DARAH, AIR MATA, DAN KETERUSIRAN MUSLIM ROHINGYA
DARAH, AIR MATA,
DAN KETERUSIRAN
MUSLIM ROHINGYA
A.
Pengantar
Sebuah laporan dari para aktivis
menyebut pasukan keamanan Myanmar melakukan pembantaian etnis Muslim Rohingya
secara besar-besaran dalam sepekan. Dalam laporan disebutkan, sekitar 130
orang, termasuk wanita dan anak-anak Rohingya dibunuh. Pembantaian massal
seperti dilaporkan ABC Jumat (1/9/2017) dengan mengutip dua sumber terpisah,
terjadi di Desa Chut Pyin, dekat Kota Rathedaung, Myanmar barat.
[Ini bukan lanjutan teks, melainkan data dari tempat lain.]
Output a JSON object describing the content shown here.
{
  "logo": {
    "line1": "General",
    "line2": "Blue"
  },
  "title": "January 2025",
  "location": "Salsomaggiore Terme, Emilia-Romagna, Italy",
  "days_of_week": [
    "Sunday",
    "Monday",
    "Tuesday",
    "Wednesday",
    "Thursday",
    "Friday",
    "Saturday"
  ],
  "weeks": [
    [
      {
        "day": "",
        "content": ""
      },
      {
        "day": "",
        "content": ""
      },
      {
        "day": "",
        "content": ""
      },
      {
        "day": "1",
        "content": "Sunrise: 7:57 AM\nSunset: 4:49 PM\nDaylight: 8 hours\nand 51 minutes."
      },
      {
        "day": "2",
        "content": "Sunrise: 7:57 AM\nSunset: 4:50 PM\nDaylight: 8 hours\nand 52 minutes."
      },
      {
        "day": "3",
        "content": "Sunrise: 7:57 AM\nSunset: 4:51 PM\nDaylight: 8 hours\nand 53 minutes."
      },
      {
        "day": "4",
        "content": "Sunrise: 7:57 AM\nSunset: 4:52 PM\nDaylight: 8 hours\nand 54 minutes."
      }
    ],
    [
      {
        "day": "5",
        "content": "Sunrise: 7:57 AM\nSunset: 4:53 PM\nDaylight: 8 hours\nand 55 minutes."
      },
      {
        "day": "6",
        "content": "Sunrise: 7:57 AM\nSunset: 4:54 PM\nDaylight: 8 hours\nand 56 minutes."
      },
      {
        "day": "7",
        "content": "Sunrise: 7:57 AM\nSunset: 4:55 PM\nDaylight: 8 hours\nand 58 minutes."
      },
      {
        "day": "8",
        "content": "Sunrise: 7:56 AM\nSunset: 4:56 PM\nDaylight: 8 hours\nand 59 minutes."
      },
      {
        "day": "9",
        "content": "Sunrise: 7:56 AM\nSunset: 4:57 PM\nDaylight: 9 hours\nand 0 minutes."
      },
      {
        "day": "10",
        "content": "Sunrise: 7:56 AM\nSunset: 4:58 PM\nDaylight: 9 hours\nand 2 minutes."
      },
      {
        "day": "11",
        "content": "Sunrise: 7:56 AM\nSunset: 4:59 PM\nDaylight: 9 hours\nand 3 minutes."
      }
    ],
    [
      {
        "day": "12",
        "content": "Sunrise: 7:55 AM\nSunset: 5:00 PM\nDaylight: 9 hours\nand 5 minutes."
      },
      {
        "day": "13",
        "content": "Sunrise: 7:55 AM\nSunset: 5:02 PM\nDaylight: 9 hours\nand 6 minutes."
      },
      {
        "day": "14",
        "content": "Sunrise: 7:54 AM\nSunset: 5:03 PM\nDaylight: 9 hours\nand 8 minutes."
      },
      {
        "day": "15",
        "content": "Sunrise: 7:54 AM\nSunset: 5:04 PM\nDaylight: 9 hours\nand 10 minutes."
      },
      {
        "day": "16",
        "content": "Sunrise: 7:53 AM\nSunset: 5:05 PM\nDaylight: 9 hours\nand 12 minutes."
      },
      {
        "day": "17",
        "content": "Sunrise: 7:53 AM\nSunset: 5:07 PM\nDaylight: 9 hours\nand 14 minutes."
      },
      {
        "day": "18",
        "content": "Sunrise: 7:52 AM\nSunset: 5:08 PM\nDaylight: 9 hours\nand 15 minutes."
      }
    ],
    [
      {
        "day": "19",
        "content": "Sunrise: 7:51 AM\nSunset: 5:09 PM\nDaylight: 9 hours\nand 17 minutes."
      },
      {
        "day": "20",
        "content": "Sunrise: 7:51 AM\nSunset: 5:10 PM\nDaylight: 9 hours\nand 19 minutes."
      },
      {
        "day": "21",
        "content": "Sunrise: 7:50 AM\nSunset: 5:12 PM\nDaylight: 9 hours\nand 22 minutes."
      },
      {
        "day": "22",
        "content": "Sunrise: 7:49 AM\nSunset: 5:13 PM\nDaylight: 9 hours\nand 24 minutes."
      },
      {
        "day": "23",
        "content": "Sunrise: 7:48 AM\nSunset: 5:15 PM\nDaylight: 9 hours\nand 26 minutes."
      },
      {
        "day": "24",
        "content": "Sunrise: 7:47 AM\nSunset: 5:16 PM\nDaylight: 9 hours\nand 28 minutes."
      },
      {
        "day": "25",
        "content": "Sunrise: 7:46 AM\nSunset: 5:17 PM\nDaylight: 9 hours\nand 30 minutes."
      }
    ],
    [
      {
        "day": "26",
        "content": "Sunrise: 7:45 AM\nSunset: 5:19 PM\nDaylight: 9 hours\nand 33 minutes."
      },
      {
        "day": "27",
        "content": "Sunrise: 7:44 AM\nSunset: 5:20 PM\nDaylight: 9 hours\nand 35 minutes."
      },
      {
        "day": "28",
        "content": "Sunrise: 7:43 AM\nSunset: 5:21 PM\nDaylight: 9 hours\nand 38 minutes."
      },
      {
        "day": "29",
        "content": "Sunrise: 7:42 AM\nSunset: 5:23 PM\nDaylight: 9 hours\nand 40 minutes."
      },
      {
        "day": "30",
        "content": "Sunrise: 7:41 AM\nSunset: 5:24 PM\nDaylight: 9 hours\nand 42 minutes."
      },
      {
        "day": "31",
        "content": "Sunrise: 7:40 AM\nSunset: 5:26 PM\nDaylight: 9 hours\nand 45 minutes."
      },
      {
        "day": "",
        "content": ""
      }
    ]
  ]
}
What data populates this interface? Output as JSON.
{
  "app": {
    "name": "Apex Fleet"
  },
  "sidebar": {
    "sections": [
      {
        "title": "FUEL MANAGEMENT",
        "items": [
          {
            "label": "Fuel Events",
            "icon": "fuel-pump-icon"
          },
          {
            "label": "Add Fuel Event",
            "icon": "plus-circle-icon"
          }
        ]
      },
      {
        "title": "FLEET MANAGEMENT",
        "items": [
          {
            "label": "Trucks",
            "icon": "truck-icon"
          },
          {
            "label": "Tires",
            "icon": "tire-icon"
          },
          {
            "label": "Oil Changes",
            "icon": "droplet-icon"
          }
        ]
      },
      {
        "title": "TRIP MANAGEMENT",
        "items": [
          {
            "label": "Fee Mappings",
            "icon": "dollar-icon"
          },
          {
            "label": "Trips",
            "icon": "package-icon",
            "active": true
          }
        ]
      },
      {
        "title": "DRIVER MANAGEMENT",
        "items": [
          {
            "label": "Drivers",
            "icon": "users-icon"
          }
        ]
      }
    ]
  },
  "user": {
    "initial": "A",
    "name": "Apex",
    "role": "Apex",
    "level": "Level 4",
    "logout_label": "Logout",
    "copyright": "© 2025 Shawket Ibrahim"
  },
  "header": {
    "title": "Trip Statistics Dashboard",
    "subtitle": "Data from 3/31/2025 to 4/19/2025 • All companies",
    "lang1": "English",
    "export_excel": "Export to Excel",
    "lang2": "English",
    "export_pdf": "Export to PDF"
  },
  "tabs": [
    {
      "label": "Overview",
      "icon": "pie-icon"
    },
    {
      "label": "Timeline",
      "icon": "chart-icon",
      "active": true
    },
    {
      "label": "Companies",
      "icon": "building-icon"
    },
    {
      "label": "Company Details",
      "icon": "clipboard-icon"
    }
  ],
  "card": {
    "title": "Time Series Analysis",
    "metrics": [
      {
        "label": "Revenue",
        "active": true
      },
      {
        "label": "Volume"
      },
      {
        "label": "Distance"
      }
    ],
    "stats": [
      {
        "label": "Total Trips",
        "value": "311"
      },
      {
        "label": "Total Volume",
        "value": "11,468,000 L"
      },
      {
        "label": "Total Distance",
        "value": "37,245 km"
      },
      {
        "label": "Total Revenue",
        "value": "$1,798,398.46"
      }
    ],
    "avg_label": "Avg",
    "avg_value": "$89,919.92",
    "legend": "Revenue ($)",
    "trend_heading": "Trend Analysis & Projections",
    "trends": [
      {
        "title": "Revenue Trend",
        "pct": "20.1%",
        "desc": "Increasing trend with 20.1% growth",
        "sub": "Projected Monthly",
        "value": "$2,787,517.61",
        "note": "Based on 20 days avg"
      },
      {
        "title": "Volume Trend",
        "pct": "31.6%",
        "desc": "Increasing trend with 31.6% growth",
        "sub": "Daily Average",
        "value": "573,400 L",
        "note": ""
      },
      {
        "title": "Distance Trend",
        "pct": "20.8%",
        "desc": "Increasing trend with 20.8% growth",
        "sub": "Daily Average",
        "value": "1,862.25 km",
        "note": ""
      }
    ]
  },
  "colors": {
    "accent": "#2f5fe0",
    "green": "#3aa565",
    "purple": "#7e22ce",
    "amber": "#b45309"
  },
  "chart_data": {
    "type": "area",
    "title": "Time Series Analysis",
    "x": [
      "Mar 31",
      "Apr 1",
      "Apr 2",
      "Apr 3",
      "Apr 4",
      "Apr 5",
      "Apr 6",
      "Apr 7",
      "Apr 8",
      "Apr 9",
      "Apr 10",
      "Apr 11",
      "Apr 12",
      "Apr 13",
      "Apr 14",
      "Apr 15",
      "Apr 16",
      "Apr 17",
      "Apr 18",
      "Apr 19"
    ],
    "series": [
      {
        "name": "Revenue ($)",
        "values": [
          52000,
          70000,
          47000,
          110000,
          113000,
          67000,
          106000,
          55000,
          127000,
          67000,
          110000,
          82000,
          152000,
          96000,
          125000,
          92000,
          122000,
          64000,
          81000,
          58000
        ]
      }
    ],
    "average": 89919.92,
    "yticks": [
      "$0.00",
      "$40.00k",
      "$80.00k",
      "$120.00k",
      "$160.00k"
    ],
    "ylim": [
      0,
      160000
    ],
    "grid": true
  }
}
Sejauh ini
laporan menurut saya cukup kredibel menyebutkan sekitar 130 orang termasuk
wanita dan anak-anak terbunuh,” kata Chris Lewa, Direktur The Arakan Project,
lembaga kemanusiaan yang bekerja dengan komunitas Rohingya. "Itu terjadi
pada hari Minggu ketika pasukan keamanan tiba-tiba mengepung seluruh wilayah,
bersama dengan penduduk desa Rakhine, sepertinya ini adalah pembantaian
besar-besaran di Rathedaung,” kata Lewa. Sebuah video yang diterima ABC dari pemantau
hak asasi manusia menunjukkan Desa Chut Pyin dibakar dan ada kuburan yang baru
digali berisi jasad orang-orang yang dibunuh. ”Di sinilah mayat-mayat dari Desa
Chut Pyin dikuburkan, mereka mengubur 10-20 mayat, meletakkan dua sampai tiga mayat
di setiap lubang,” kata seorang pria tidak dikenal di video tersebut. Kuburan tersebut diduga digali pada hari
Minggu malam di Desa Ah Htet Nan Yar, sebelah selatan Chut Pyin. Kuburan itu
berisi banyak mayat yang diduga dibakar pasukan keamanan Myanmar. ”Sejauh ini
mereka telah mencatat sekitar 135 nama di daftar kematian (di desa),”lanjut
pria yang memberikan kesaksian dalam video tersebut.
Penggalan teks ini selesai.